Dalam kegiatan tersebut, Alan, Kepala Sub Seksi (Kasubsi) Intelijen Kejaksaan Kabupaten Cirebon, memberikan materi mengenai pentingnya memahami hukum sejak usia sekolah. Ia menegaskan bahwa para pelajar merupakan generasi penerus bangsa yang harus dibekali pemahaman hukum agar mampu menghindari berbagai permasalahan yang dapat merugikan masa depan mereka.
"Harapan dari kegiatan Jaksa Masuk Sekolah tentunya agar anak-anak yang merupakan generasi penerus bangsa tidak terjerumus ke dalam permasalahan hukum. Kami ingin memberikan pemahaman tentang pentingnya taat hukum kepada para siswa dan siswi SMP Negeri 3 Sumber, sehingga mereka dapat terhindar dari tindakan tawuran, bullying, perkelahian antarteman, maupun bentuk kenakalan remaja lainnya," ujar Alan di hadapan para peserta.
Melalui penyampaian materi yang komunikatif dan mudah dipahami, para siswa diajak mengenal fungsi serta tugas Kejaksaan dalam sistem penegakan hukum di Indonesia. Selain itu, mereka juga diberikan wawasan mengenai dampak hukum dari berbagai perilaku yang sering terjadi di lingkungan remaja.

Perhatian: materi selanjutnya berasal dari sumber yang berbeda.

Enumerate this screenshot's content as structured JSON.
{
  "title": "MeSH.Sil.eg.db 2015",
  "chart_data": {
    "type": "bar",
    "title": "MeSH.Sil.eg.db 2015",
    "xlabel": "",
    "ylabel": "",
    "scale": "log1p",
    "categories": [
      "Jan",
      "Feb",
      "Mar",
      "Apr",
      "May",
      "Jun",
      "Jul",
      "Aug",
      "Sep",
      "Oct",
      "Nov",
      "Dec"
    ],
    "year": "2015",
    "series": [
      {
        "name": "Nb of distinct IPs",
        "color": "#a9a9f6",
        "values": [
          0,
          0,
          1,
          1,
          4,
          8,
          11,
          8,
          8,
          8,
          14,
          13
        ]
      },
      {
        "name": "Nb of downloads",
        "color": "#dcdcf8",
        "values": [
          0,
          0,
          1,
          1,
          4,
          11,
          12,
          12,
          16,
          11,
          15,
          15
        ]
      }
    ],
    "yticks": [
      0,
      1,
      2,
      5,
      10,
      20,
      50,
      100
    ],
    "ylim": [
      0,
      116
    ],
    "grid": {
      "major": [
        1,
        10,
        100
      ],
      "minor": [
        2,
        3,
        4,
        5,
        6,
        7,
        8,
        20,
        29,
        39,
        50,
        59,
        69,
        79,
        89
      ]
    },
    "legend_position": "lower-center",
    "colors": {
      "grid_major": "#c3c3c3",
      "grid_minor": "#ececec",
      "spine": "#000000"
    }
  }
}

Suasana kegiatan berlangsung interaktif. Kepala SMP Negeri 3 Sumber, Nani Sariningsih, memberikan kesempatan seluas-luasnya kepada para siswa untuk berdialog langsung dengan narasumber dari Kejaksaan. Sesi tanya jawab menjadi salah satu bagian yang paling diminati karena para siswa dapat menyampaikan berbagai pertanyaan seputar hukum dan peran kejaksaan.

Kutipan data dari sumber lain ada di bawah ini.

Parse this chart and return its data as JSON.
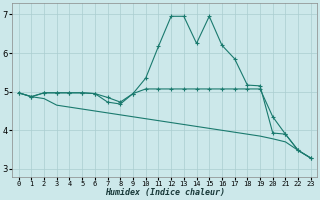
{
  "xlabel": "Humidex (Indice chaleur)",
  "background_color": "#cce8ea",
  "grid_color": "#aacdd0",
  "line_color": "#1a7a6e",
  "xlim": [
    -0.5,
    23.5
  ],
  "ylim": [
    2.8,
    7.3
  ],
  "xticks": [
    0,
    1,
    2,
    3,
    4,
    5,
    6,
    7,
    8,
    9,
    10,
    11,
    12,
    13,
    14,
    15,
    16,
    17,
    18,
    19,
    20,
    21,
    22,
    23
  ],
  "yticks": [
    3,
    4,
    5,
    6,
    7
  ],
  "line1_x": [
    0,
    1,
    2,
    3,
    4,
    5,
    6,
    7,
    8,
    9,
    10,
    11,
    12,
    13,
    14,
    15,
    16,
    17,
    18,
    19,
    20,
    21,
    22,
    23
  ],
  "line1_y": [
    4.97,
    4.87,
    4.97,
    4.97,
    4.97,
    4.97,
    4.95,
    4.85,
    4.73,
    4.95,
    5.35,
    6.17,
    6.95,
    6.95,
    6.25,
    6.95,
    6.2,
    5.85,
    5.17,
    5.15,
    3.93,
    3.9,
    3.48,
    3.28
  ],
  "line2_x": [
    0,
    1,
    2,
    3,
    4,
    5,
    6,
    7,
    8,
    9,
    10,
    11,
    12,
    13,
    14,
    15,
    16,
    17,
    18,
    19,
    20,
    21,
    22,
    23
  ],
  "line2_y": [
    4.97,
    4.87,
    4.97,
    4.97,
    4.97,
    4.97,
    4.95,
    4.73,
    4.68,
    4.95,
    5.07,
    5.07,
    5.07,
    5.07,
    5.07,
    5.07,
    5.07,
    5.07,
    5.07,
    5.07,
    4.35,
    3.9,
    3.48,
    3.28
  ],
  "line3_x": [
    0,
    1,
    2,
    3,
    4,
    5,
    6,
    7,
    8,
    9,
    10,
    11,
    12,
    13,
    14,
    15,
    16,
    17,
    18,
    19,
    20,
    21,
    22,
    23
  ],
  "line3_y": [
    4.97,
    4.87,
    4.82,
    4.65,
    4.6,
    4.55,
    4.5,
    4.45,
    4.4,
    4.35,
    4.3,
    4.25,
    4.2,
    4.15,
    4.1,
    4.05,
    4.0,
    3.95,
    3.9,
    3.85,
    3.78,
    3.7,
    3.48,
    3.28
  ],
  "xlabel_fontsize": 6,
  "tick_fontsize": 5,
  "ytick_fontsize": 6
}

Menurut Nani Sariningsih, program Jaksa Masuk Sekolah sangat penting dalam mendukung pendidikan karakter di lingkungan sekolah. Selain menambah wawasan, kegiatan tersebut juga memberikan pemahaman nyata kepada siswa mengenai konsekuensi hukum dari setiap tindakan yang dilakukan.
"Kami sangat mengapresiasi kegiatan Jaksa Masuk Sekolah ini. Melalui edukasi langsung dari pihak Kejaksaan, siswa mendapatkan pemahaman yang lebih jelas mengenai hukum, pentingnya disiplin, serta bagaimana menjaga diri agar tidak terlibat dalam perilaku yang melanggar aturan," ungkapnya.
Program Jaksa Masuk Sekolah menjadi salah satu bentuk sinergi antara dunia pendidikan dan aparat penegak hukum dalam menciptakan lingkungan belajar yang aman, nyaman, dan kondusif. Dengan bekal pengetahuan hukum sejak dini, diharapkan para siswa mampu menjadi generasi yang cerdas, berkarakter, serta memiliki kesadaran hukum yang tinggi demi masa depan yang lebih baik.
Kegiatan ini sekaligus menegaskan komitmen SMP Negeri 3 Sumber dalam membentuk peserta didik yang tidak hanya unggul dalam bidang akademik, tetapi juga memiliki sikap disiplin, bertanggung jawab, dan taat terhadap hukum yang berlaku.